Я давал ему спокойствие, самопогруженное созерцание, он мне - силы.
И вот с его уходом я почувствовал себя рыбой без воды: спал при всяком
удобном случае, но не мог выспаться. Неделя за неделей, месяц за месяцем.
Хрупкая гармония, мостик в душу Юрия Ивановича обвалился. О чем я мог
с ним говорить? Мы не понимали друг друга больше, чем китаец
и абориген с Огненной Земли. Товарищ майор очень дорожил разными
красивыми ручками, покупал их по случаю за хорошие деньги, трепетал
от возможности нанесения им увечий. Особая забава - китайский автоматический
карандаш с иглообразным стержнем. Чик, чик, чик, нажимаешь на верхнюю
кнопочку. Простой стерженек вылезает, чертит тонюсенькие линии. Точить
не надо. Закончил писать - спрятал стерженек обратно. Товарищ майор
носил его всегда у сердца, на месте партбилета. Жарким летним вечером, я с начальником
отправился в штаб дивизии по делам. На пустой автобусной остановке мы
встретили капитана Дыкина. Светило сползало к горизонту, доставая нас
на скамейках ожидающих колесницы. Офицеры разместились рядом, беседовали
о жизни. Вообще их отношения всегда отличались нежностью. Да, многое
прошло, не играет, - по выражению Дыкина, - больше пионерская зорька
в жопе. Они выглядели так вещественно, так уверенно, что на их фоне
я был явно не от мира сего. Не нормальным. И мы все это чувствовали.

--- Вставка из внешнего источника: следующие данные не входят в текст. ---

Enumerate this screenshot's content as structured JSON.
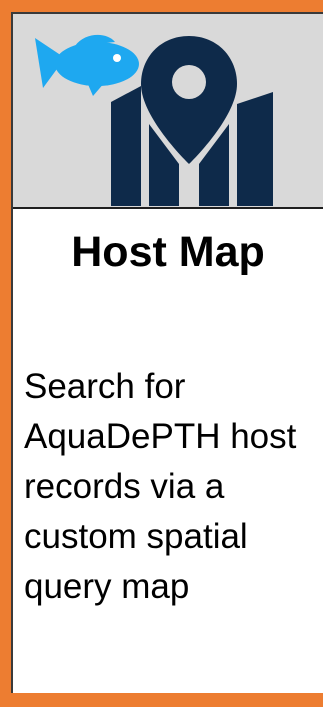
{
  "card": {
    "title": "Host Map",
    "description": "Search for AquaDePTH host records via a custom spatial query map"
  },
  "icons": {
    "fish": "fish-icon",
    "map_pin": "map-pin-icon"
  },
  "colors": {
    "accent_border": "#ED7D31",
    "fish": "#1EA8F0",
    "map": "#0E2A4A",
    "panel": "#D9D9D9"
  }
}
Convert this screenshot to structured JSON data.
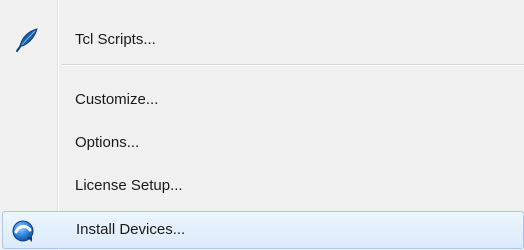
{
  "menu": {
    "items": [
      {
        "label": "Tcl Scripts...",
        "icon": "feather-icon"
      },
      {
        "label": "Customize..."
      },
      {
        "label": "Options..."
      },
      {
        "label": "License Setup..."
      },
      {
        "label": "Install Devices...",
        "icon": "install-devices-icon",
        "highlighted": true
      }
    ]
  },
  "colors": {
    "highlight_border": "#a8c8ef",
    "highlight_fill": "#dbeafb",
    "feather": "#1b5fa8"
  }
}
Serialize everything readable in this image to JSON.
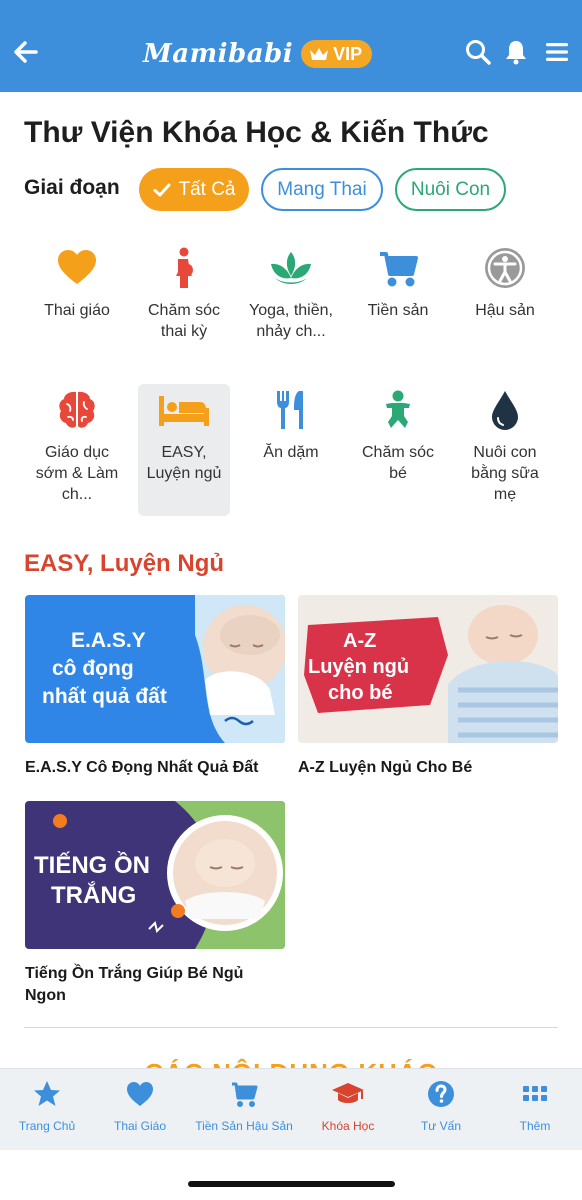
{
  "header": {
    "back_icon": "arrow-left-icon",
    "logo": "Mamibabi",
    "vip_label": "VIP",
    "icons": [
      "search-icon",
      "bell-icon",
      "menu-icon"
    ],
    "bg_color": "#3d8fdc",
    "vip_color": "#f5a623"
  },
  "page": {
    "title": "Thư Viện Khóa Học & Kiến Thức",
    "stage_label": "Giai đoạn"
  },
  "filters": [
    {
      "label": "Tất Cả",
      "selected": true,
      "color": "#f5a01a"
    },
    {
      "label": "Mang Thai",
      "selected": false,
      "color": "#3d8fdc"
    },
    {
      "label": "Nuôi Con",
      "selected": false,
      "color": "#2aa876"
    }
  ],
  "categories": [
    {
      "label": "Thai giáo",
      "icon": "heart-icon",
      "active": false
    },
    {
      "label": "Chăm sóc thai kỳ",
      "icon": "pregnant-woman-icon",
      "active": false
    },
    {
      "label": "Yoga, thiền, nhảy ch...",
      "icon": "lotus-icon",
      "active": false
    },
    {
      "label": "Tiền sản",
      "icon": "stroller-icon",
      "active": false
    },
    {
      "label": "Hậu sản",
      "icon": "accessibility-icon",
      "active": false
    },
    {
      "label": "Giáo dục sớm & Làm ch...",
      "icon": "brain-icon",
      "active": false
    },
    {
      "label": "EASY, Luyện ngủ",
      "icon": "bed-icon",
      "active": true
    },
    {
      "label": "Ăn dặm",
      "icon": "cutlery-icon",
      "active": false
    },
    {
      "label": "Chăm sóc bé",
      "icon": "baby-icon",
      "active": false
    },
    {
      "label": "Nuôi con bằng sữa mẹ",
      "icon": "milk-drop-icon",
      "active": false
    }
  ],
  "section": {
    "title": "EASY, Luyện Ngủ",
    "courses": [
      {
        "title": "E.A.S.Y Cô Đọng Nhất Quả Đất",
        "thumb_text": [
          "E.A.S.Y",
          "cô đọng",
          "nhất quả đất"
        ]
      },
      {
        "title": "A-Z Luyện Ngủ Cho Bé",
        "thumb_text": [
          "A-Z",
          "Luyện ngủ",
          "cho bé"
        ]
      },
      {
        "title": "Tiếng Ồn Trắng Giúp Bé Ngủ Ngon",
        "thumb_text": [
          "TIẾNG ỒN",
          "TRẮNG"
        ]
      }
    ]
  },
  "other_section_title": "CÁC NỘI DUNG KHÁC",
  "bottom_nav": [
    {
      "label": "Trang Chủ",
      "icon": "star-icon",
      "active": false
    },
    {
      "label": "Thai Giáo",
      "icon": "heart-icon",
      "active": false
    },
    {
      "label": "Tiền Sản Hậu Sản",
      "icon": "stroller-icon",
      "active": false
    },
    {
      "label": "Khóa Học",
      "icon": "graduation-cap-icon",
      "active": true
    },
    {
      "label": "Tư Vấn",
      "icon": "help-circle-icon",
      "active": false
    },
    {
      "label": "Thêm",
      "icon": "grid-icon",
      "active": false
    }
  ]
}
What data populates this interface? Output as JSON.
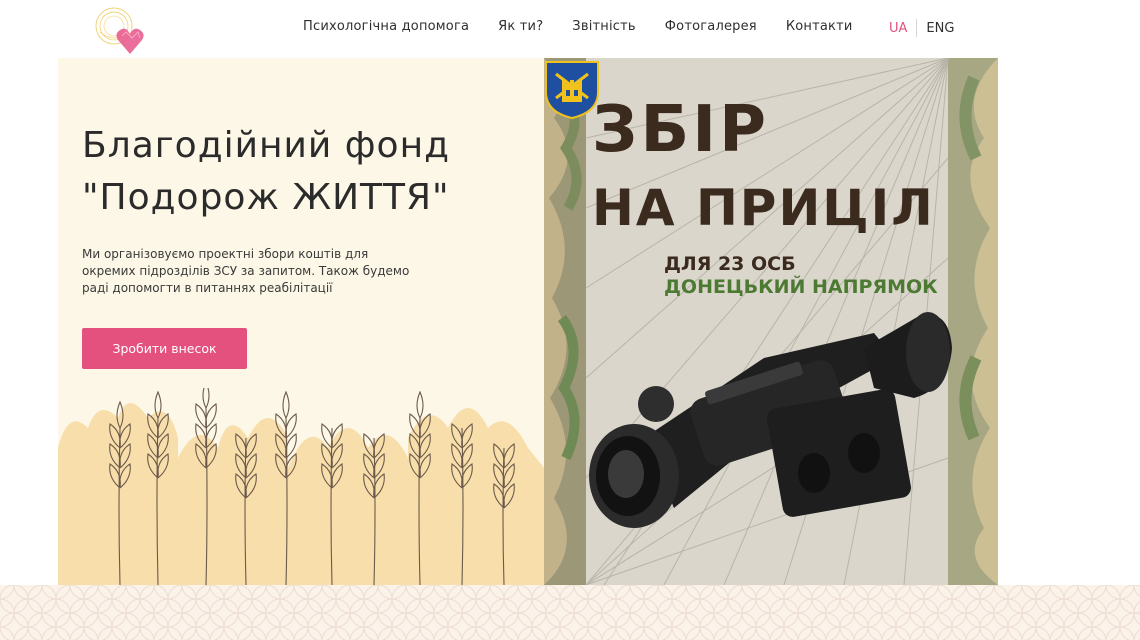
{
  "header": {
    "logo_name": "heart-logo",
    "nav": [
      "Психологічна допомога",
      "Як ти?",
      "Звітність",
      "Фотогалерея",
      "Контакти"
    ],
    "lang_ua": "UA",
    "lang_eng": "ENG",
    "lang_active_color": "#e4517f"
  },
  "hero": {
    "title_line1": "Благодійний фонд",
    "title_line2": "\"Подорож ЖИТТЯ\"",
    "description": "Ми організовуємо проектні збори коштів для окремих підрозділів ЗСУ за запитом. Також будемо раді допомогти в питаннях реабілітації",
    "cta_label": "Зробити внесок",
    "cta_color": "#e4517f",
    "background": "#fcf7e6"
  },
  "banner": {
    "title_line1": "ЗБІР",
    "title_line2": "НА ПРИЦІЛ",
    "brigade": "ДЛЯ 23 ОСБ",
    "direction": "ДОНЕЦЬКИЙ НАПРЯМОК",
    "emblem_icon": "brigade-shield-icon",
    "product_icon": "thermal-scope-image",
    "title_color": "#3b2a1e",
    "direction_color": "#4d7a32"
  }
}
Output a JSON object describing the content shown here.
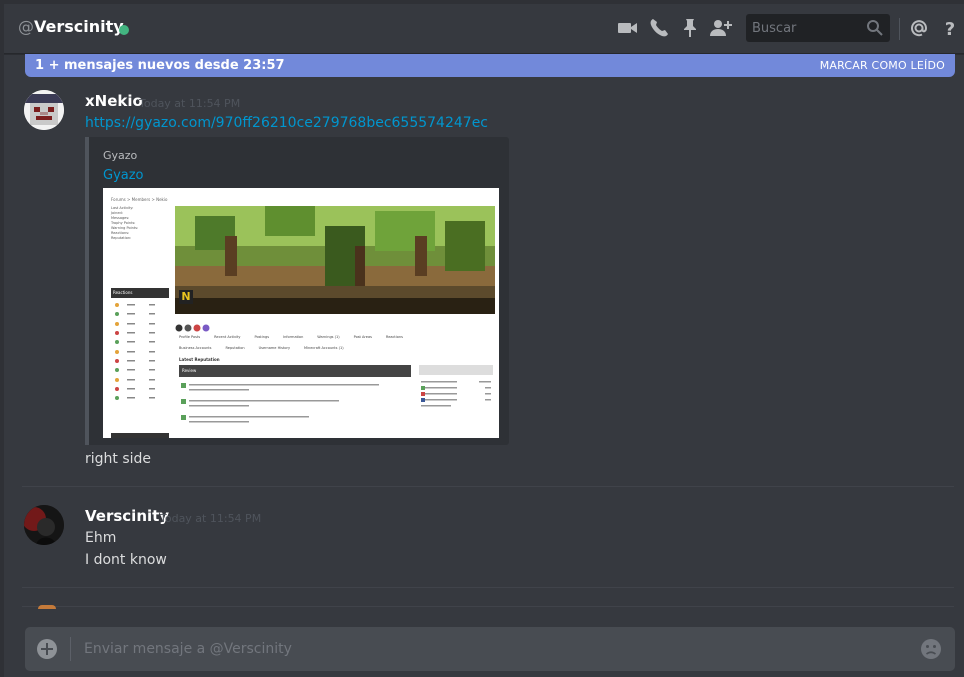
{
  "header": {
    "at_symbol": "@",
    "channel_name": "Verscinity",
    "status_color": "#43b581",
    "icons": [
      "video-call-icon",
      "voice-call-icon",
      "pin-icon",
      "add-friend-icon",
      "mention-icon",
      "help-icon"
    ],
    "search_placeholder": "Buscar"
  },
  "new_messages_bar": {
    "text": "1 + mensajes nuevos desde 23:57",
    "mark_read": "MARCAR COMO LEÍDO",
    "color": "#7289da"
  },
  "messages": [
    {
      "author": "xNekio",
      "timestamp": "Today at 11:54 PM",
      "link": "https://gyazo.com/970ff26210ce279768bec655574247ec",
      "embed": {
        "provider": "Gyazo",
        "title": "Gyazo",
        "screenshot": {
          "breadcrumb": "Forums > Members > Nekio",
          "stats": [
            [
              "Last Activity:",
              "1 minute ago"
            ],
            [
              "Joined:",
              "Aug 31, 2014"
            ],
            [
              "Messages:",
              "600"
            ],
            [
              "Trophy Points:",
              "130"
            ],
            [
              "Warning Points:",
              "0"
            ],
            [
              "Reactions:",
              "0"
            ],
            [
              "Reputation:",
              "361"
            ]
          ],
          "sidebar_title": "Reactions",
          "profile_initial": "N",
          "tabs_row1": [
            "Profile Posts",
            "Recent Activity",
            "Postings",
            "Information",
            "Warnings (1)",
            "Post Areas",
            "Reactions"
          ],
          "tabs_row2": [
            "Business Accounts",
            "Reputation",
            "Username History",
            "Minecraft Accounts (1)"
          ],
          "latest_rep": "Latest Reputation",
          "review": "Review"
        }
      },
      "text": "right side"
    },
    {
      "author": "Verscinity",
      "timestamp": "Today at 11:54 PM",
      "lines": [
        "Ehm",
        "I dont know"
      ]
    }
  ],
  "composer": {
    "placeholder": "Enviar mensaje a @Verscinity"
  }
}
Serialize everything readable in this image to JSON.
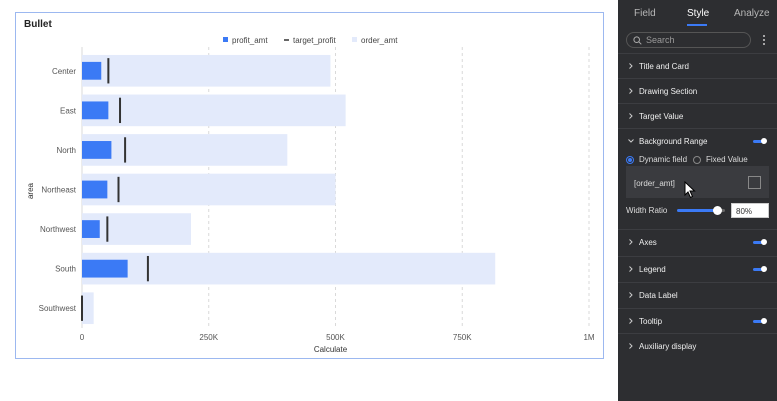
{
  "chart_data": {
    "type": "bar",
    "title": "Bullet",
    "xlabel": "Calculate",
    "ylabel": "area",
    "categories": [
      "Center",
      "East",
      "North",
      "Northeast",
      "Northwest",
      "South",
      "Southwest"
    ],
    "series": [
      {
        "name": "profit_amt",
        "values": [
          38000,
          52000,
          58000,
          50000,
          35000,
          90000,
          2000
        ]
      },
      {
        "name": "target_profit",
        "values": [
          52000,
          75000,
          85000,
          72000,
          50000,
          130000,
          0
        ]
      },
      {
        "name": "order_amt",
        "values": [
          490000,
          520000,
          405000,
          500000,
          215000,
          815000,
          23000
        ]
      }
    ],
    "xlim": [
      0,
      1000000
    ],
    "x_ticks": [
      "0",
      "250K",
      "500K",
      "750K",
      "1M"
    ],
    "x_tick_values": [
      0,
      250000,
      500000,
      750000,
      1000000
    ],
    "grid": true,
    "legend": "top-center",
    "colors": {
      "profit_amt": "#3b7af5",
      "target_profit": "#333333",
      "order_amt": "#e3eafb"
    }
  },
  "panel": {
    "tabs": [
      "Field",
      "Style",
      "Analyze"
    ],
    "active_tab": "Style",
    "search_placeholder": "Search",
    "sections": [
      {
        "label": "Title and Card",
        "toggle": false
      },
      {
        "label": "Drawing Section",
        "toggle": false
      },
      {
        "label": "Target Value",
        "toggle": false
      },
      {
        "label": "Background Range",
        "toggle": true,
        "expanded": true
      },
      {
        "label": "Axes",
        "toggle": true
      },
      {
        "label": "Legend",
        "toggle": true
      },
      {
        "label": "Data Label",
        "toggle": false
      },
      {
        "label": "Tooltip",
        "toggle": true
      },
      {
        "label": "Auxiliary display",
        "toggle": false
      }
    ],
    "background_range": {
      "radio_dynamic": "Dynamic field",
      "radio_fixed": "Fixed Value",
      "selected": "Dynamic field",
      "field": "[order_amt]",
      "width_ratio_label": "Width Ratio",
      "width_ratio": "80%",
      "width_ratio_value": 0.8
    },
    "accent": "#3b7af5"
  }
}
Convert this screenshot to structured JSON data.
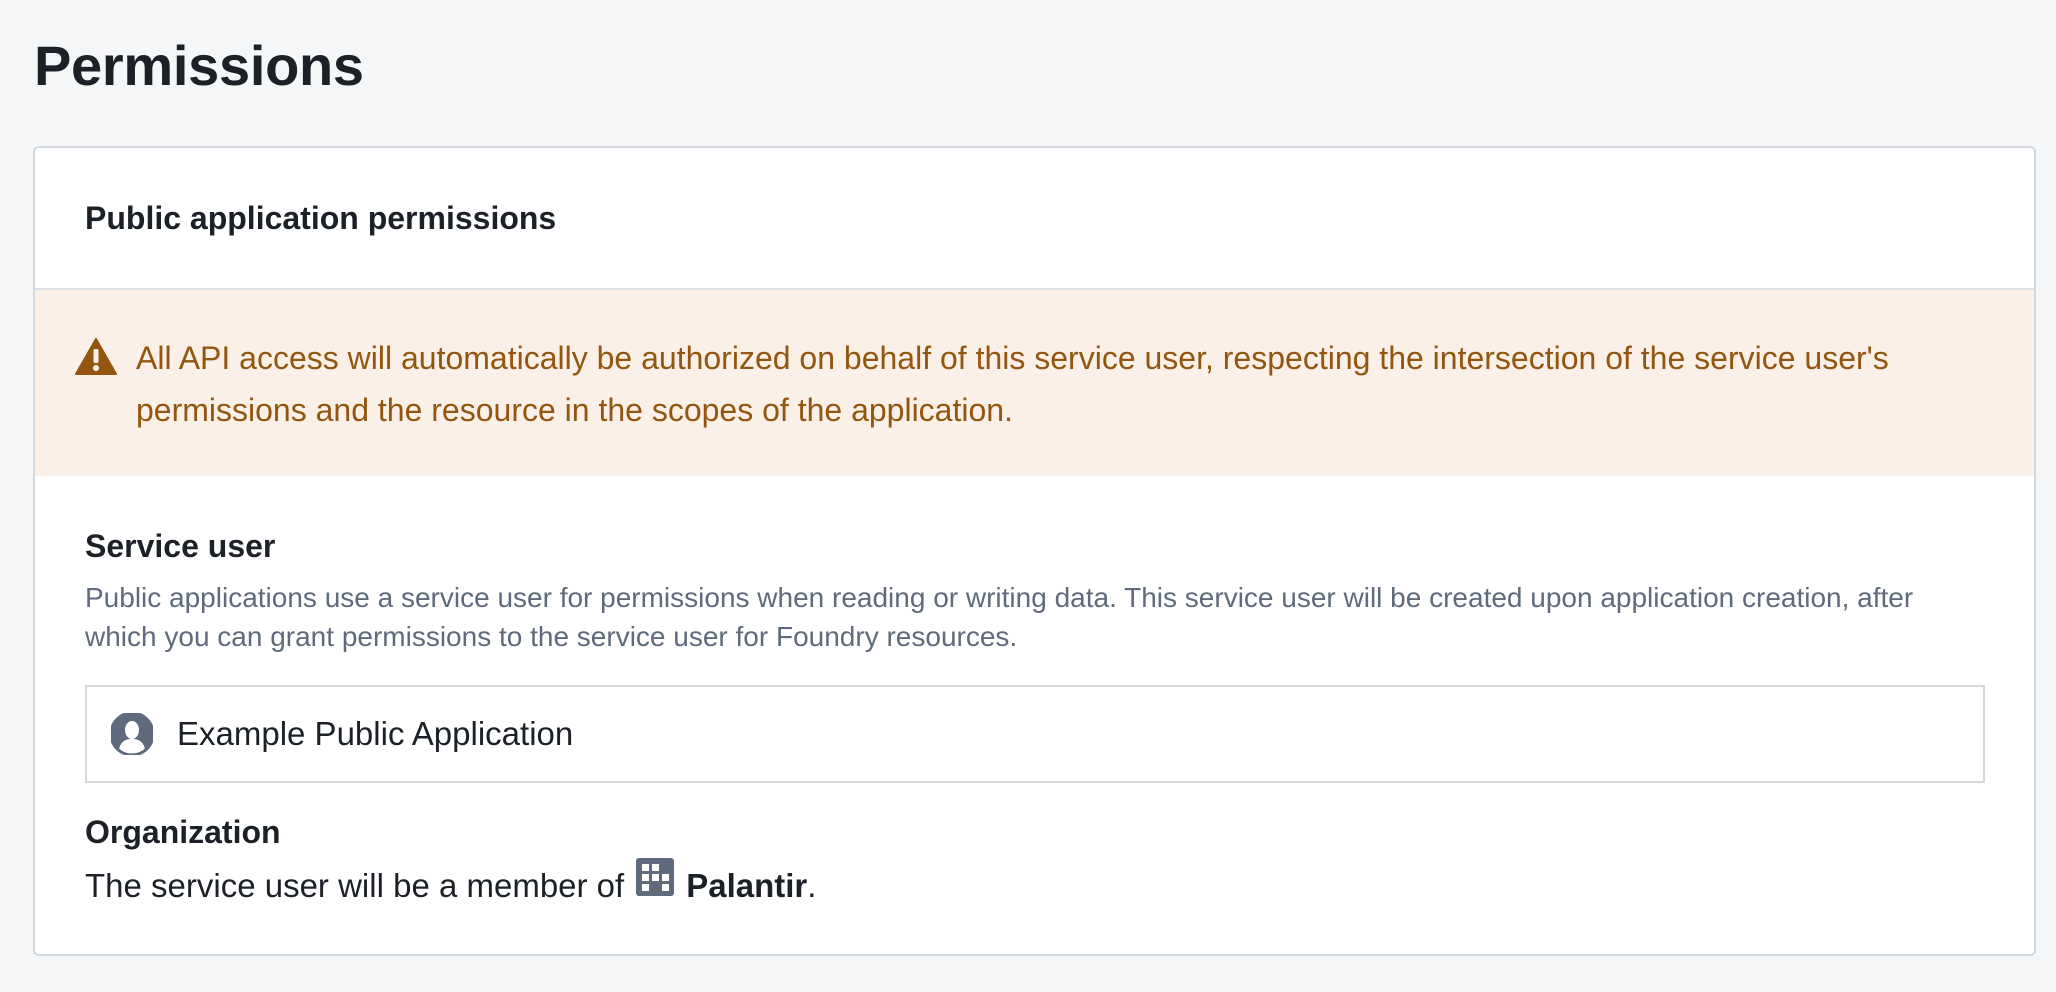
{
  "page": {
    "title": "Permissions"
  },
  "card": {
    "header_title": "Public application permissions",
    "warning": {
      "icon": "warning-triangle-icon",
      "color": "#935610",
      "background": "#fbf0e7",
      "text": "All API access will automatically be authorized on behalf of this service user, respecting the intersection of the service user's permissions and the resource in the scopes of the application."
    },
    "service_user": {
      "title": "Service user",
      "description": "Public applications use a service user for permissions when reading or writing data. This service user will be created upon application creation, after which you can grant permissions to the service user for Foundry resources.",
      "user_icon": "user-avatar-icon",
      "user_name": "Example Public Application"
    },
    "organization": {
      "title": "Organization",
      "text_prefix": "The service user will be a member of",
      "org_icon": "office-building-icon",
      "org_name": "Palantir",
      "text_suffix": "."
    }
  }
}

Я не мог проронить ни слова. Ах, Юрий Иванович. И не думал я
писать на вас пасквиль, надсмехаться, глумиться. Очень хорошо понимаю
ваше положение: вам нужно было самому торить, пресловутую жизненную
дорожку, и вы делали ее как все. Как все женились, детишек сотворили,
обо мне как-то заботились. Но именно по тому, что я хочу вас любить
по завету товарища Христа, я прокладываю в ваше сердце большой мост.
Не обессудьте за правду, я лишь передатчик, магнитофон, видеокамера.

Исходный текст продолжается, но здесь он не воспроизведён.